Advanced Guide:Writing prompts for Midjourney (text-to-img)
One Liner on Midjourney?
So, if you haven't heard about Midjourney yet, here's the skinny: it's an app that generates images from your text, kind of like OpenAI's DALLE-2 and Stable Diffusion's DreamStudio. But the cool part is it uses over 650 million images from the internet to create truly stunning results. It's still in beta, but they're adding new features every week, so who knows what the future holds! (By the way, their AI engine is on v3.)
Raw Prompt Text
If you're already using Midjourney, you know that the more descriptive you are in your prompts, the more vibrant and unique your results will be. People usually go for prompts that are raw and straightforward, like "a cowboy wearing a tuxedo on the moon", which might generate something like this:
But there are more options than just the plain raw prompt text to create predictable and consistent image outputs !
Please note that this article discusses the use of text prompts to control output. If you are interested in achieving more precise control over your output, such as pose and style, you may want to check out ControlNets. ControlNets offers absolute control over output structure. (This article provides a beginner's guide to ControlNets in Stable Diffusion.)
Now, let's dive directly into the advanced options list for text prompts! Here are some of the ways you can generate image variations and some advanced settings to consider (details on each of these settings follow the list):
- Providing keywords - 'style'
- Aspect ratio
- Passing an image as a prompt as a URL
- Applying weights to the image prompts
- Weights to the word prompts
- Filtering out words
In a nutshell, your choice of keywords affects your style, and you can specify what type of style you want. A broad classification of style types is shown in the figure below.
Style — keyword
Providing a set of supporting prompt keywords associated with "styles" can create different outputs based on what kind of style you opt to choose. Here are some of the keywords and sub-types based on the art form/design/artist/genre you might want to choose as styles:
Image generated by Midjourney, prompts from author
- Using artist name as style
You can also specify the artist as your style output. Some samples to the same prompt are shown below.
/imagine horse galloping at sunset painting Andy Warhol style
Image generated by Midjourney, artist as style, prompts by author
- Using the rendering/lighting properties as style
Image generated by Midjourney, prompt experiments by author (prompt text: "fantasy castle")
Stylize the output
You can add the setting
--s <some number> (denoting style). The following images are from the same prompts — with low and high stylize option.
/imagine firefighters --s 6000
Image created by Midjourney, prompt: firefighters
Chaos — Increase the abstraction
Takes a number from 0 to 100 to increase or decrease the level of abstraction in the subject.
/imagine Eiffel tower --chaos 60
Image generated by Midjourney, prompt: Eiffel Tower
To specify the output resolution, you can use some of the usual keywords like 8K, 4K, photorealistic, ultra photoreal, ultra detailed, intricate details, etc. Or you can go with the standard settings for predictable outputs
hd and quality/--q are two such settings.
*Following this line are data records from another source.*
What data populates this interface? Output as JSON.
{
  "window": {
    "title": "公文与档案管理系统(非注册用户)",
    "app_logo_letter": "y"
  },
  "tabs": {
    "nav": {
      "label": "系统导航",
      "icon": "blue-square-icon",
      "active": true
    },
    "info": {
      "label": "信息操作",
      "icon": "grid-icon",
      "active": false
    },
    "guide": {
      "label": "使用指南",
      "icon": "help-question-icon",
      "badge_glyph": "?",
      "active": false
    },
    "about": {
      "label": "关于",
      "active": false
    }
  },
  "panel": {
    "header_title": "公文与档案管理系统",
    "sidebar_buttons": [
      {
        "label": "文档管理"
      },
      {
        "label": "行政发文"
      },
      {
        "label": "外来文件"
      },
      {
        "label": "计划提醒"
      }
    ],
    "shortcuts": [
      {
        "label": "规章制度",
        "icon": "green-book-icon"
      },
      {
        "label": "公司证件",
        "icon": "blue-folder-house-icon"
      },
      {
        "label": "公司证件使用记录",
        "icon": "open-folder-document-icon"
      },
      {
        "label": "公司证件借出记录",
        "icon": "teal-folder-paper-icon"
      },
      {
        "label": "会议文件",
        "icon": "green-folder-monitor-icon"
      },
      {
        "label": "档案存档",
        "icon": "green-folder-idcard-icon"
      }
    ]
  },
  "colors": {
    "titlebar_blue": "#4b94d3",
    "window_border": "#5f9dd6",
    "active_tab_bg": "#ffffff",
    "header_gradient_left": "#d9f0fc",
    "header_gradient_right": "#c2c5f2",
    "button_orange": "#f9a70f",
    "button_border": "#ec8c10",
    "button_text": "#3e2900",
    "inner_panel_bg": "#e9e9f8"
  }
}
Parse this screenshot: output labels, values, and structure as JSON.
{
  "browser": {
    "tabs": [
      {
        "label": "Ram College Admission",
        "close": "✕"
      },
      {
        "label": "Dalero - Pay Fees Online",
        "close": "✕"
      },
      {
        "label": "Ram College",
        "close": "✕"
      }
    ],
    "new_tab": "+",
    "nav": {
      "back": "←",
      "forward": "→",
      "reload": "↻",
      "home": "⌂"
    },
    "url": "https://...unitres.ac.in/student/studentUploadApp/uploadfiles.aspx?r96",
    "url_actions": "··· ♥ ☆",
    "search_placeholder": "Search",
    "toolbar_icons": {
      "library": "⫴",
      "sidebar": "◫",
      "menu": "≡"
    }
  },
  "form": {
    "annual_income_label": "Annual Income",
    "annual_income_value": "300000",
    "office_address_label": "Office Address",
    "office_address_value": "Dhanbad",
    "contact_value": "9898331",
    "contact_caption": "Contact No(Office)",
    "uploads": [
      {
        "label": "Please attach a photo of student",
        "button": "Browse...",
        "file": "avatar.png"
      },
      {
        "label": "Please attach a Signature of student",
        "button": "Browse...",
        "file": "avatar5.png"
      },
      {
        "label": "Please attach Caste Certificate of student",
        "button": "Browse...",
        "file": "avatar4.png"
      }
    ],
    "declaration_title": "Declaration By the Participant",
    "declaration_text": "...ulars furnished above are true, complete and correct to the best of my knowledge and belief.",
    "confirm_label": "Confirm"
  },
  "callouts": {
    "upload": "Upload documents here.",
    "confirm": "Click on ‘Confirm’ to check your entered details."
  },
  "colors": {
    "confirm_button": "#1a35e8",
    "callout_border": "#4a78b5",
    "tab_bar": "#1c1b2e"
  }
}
/imagine red rose flower --hd
/imagine red rose flower --quality 5
You can specify what. The default output is a square image (1:1 aspect ratio). But if you want a more cinematic view — or you just want to make a wallpaper for your laptop, you can change the aspect ratio.
/imagine jasmine in the wild flower --ar 4:3
If you want to specify a custom image size, use the following example.
/imagine jasmine in the wild flower --w 600 --h 300
You cannot specify your custom aspect ratios — but can specify some of the standard ratios and some non-standard too! (Here are some examples)
Image generated by Midjourney, text prompt: "jasmine in the wild", tested by author
Image as a prompt
If you want to get some outputs similar to an image style (when you want to get consistent outputs) across multiple images, pass a URL of the image.
/imagine <http://www.imgur.com/Im3424.jpg> box full of chocolates
The image generated will take cues from both the seed image (from the URL you passed) and also the text prompts.
You can give multiple images as prompts.
You can specify weights to the images (see the next point).
Weights to Image prompt
If you want your output to be looking more like your prompt image (see the previous point), give a higher weightage to that image (
keyword: --iw <number>).
/imagine <http://www.imgur.com/ks34f24.jpg> chocolates --iw:4
Weights to text prompt
/imagine wild animals tiger::2 zebra::4 lions::1.5
Filtering out words from your image
--no keyword to discard any unwanted subjects popping in your.
/imagine KFC fried chicken --no sauce
Finally, some interesting keywords you can try to use
- Sony Alpha α7, ISO1900, Leica M, = to specify any lens type or camera type
- Photorealistic, ultra photoreal, ultra detailed, intricate details = to specify some possible details and a realistic look and less of artistic
- Unreal = to specify an unreal engine feel
- Volumetric light, cinematic lighting = to specify some lighting conditions
We discussed ways to have some control over the type of images produced during mid-journey experiments. However, there is still a lot of room for experimentation and imagination. Best of luck as you try out different prompts and have fun with your creations.